Thursday, April 14, 2005

Remember that package we sent you last week?--UPDATED

Wrong virus is shipped to labs around the world and is hopefully destroyed before it gets loose...again

April 14, 2005
Add to the list of good intentions gone awry: Periodically, the College of American Pathologists (CAP) sends a package to labs around the world containing unidentified pathogens. The recipients are supposed to test the contents and report back. That’s how the college tests the labs; if you identified it correctly, you are doing fine. If you don’t, your lab needs attention. The CAP kits are sent out from a private contractor, Meridian Bioscience in Cincinnati. Somebody at Meridian goofed and sent out a package containing one of history’s most deadly influenza vaccines. No one is supposed to get hurt doing these tests and in well-run labs, the pathogens do not get loose. But, they did, by accident at the Canadian National Microbiology lab in Winnipeg, Saskatchewan, and it contaminated a sample in a lab. An alert technician discovered the contamination and the lab, one of Canada’s best, had no trouble identifying it as the flu that caused the Asian flu pandemic in 1957 that killed millions around the world, an H2N2 virus. The virus evolved into another type in a year, as flu viruses do very well, and we now get sick from something else. What makes this serious is twofold: no one born after 1958 has any immunity to this potentially deadly virus, and the virus is not used in vaccines since it no longer poses a threat. If the virus could escape from a lab as good as the one in Winnipeg, it could get away from other labs. All that has to happen is that it infects one lab worker, who goes home, goes shopping, gets on a plane or otherwise insures transportation and contagion. At the request of the World Health Organization, labs around the world are now busy destroying their samples, autoclaving them to cinder. So far, there have been no reports of an escape. Interestingly, Canada and most other countries classify the virus as Type 3, meaning it requires the very high security precautions. In the U.S., it is only Type 2. That classification is now being reassessed. And, incidentally, the 1957 pandemic began with birds in Asia, just as one seems to be forming now.

UPDATE--The World Health Organization says that all of the virus samples have now been destroyed.

Blogged elsewhere.

2 comments:

Anonymous said...

I did a post-doc at the Naval Research Laboratory in 1985-87. At one point, all government labs in the DC area were ordered to clean out any refrigerators they might have for non-official use (employee's lunches and the like). The reason: a lab in the area had their lunch refrigerator stop working. When they moved the contents to a new refrigerator, they found two bottles in the back. One was labeled "botulism," the other was labeled "smallpox."

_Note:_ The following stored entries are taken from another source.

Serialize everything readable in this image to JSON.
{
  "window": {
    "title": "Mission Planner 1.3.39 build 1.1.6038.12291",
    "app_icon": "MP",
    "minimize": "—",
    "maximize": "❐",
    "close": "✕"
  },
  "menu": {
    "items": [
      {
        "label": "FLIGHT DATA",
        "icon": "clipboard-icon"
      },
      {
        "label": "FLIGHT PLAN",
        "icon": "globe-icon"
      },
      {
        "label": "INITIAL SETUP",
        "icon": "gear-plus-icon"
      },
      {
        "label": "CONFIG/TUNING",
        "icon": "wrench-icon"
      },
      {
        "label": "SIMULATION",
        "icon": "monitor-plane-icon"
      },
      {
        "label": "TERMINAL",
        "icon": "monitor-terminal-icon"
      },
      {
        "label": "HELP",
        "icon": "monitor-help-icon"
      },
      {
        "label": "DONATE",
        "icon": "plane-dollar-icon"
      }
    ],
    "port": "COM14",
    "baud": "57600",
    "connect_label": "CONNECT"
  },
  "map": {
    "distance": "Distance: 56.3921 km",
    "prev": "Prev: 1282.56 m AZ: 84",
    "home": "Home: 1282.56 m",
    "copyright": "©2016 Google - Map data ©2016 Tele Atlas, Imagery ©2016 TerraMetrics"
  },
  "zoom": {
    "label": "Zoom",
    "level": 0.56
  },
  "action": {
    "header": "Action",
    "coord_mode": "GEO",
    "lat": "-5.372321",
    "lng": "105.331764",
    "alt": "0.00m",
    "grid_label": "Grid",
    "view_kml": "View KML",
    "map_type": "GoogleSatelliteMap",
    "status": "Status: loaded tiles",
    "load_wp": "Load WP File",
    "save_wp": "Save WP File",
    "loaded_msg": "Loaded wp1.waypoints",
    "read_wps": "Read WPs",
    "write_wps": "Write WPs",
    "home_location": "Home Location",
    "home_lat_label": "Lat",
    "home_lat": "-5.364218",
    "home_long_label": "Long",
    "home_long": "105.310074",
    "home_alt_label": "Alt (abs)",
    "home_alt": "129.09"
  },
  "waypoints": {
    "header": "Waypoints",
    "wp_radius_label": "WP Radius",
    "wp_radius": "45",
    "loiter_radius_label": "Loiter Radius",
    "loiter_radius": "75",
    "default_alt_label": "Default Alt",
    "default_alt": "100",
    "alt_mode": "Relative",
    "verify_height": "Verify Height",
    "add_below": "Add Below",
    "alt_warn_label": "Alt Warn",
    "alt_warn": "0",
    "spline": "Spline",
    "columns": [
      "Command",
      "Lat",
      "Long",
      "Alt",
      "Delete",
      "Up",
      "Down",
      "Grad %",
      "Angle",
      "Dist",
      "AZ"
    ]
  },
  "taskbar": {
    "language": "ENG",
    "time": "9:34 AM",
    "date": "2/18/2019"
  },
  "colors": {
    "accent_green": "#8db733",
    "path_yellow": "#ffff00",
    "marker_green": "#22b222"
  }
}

We didn't find anything like that, but to give you an idea of how long it had been, we did find unexposed glass photographic plates. (Then there was the quart of cyanide, but that wasn't in the refrigerator, it was just on a shelf.)

Anonymous said...

It's the smallpox one that really scares me. I did a book about smallpox and there are several incidents in which it leaked out of labs and killed people.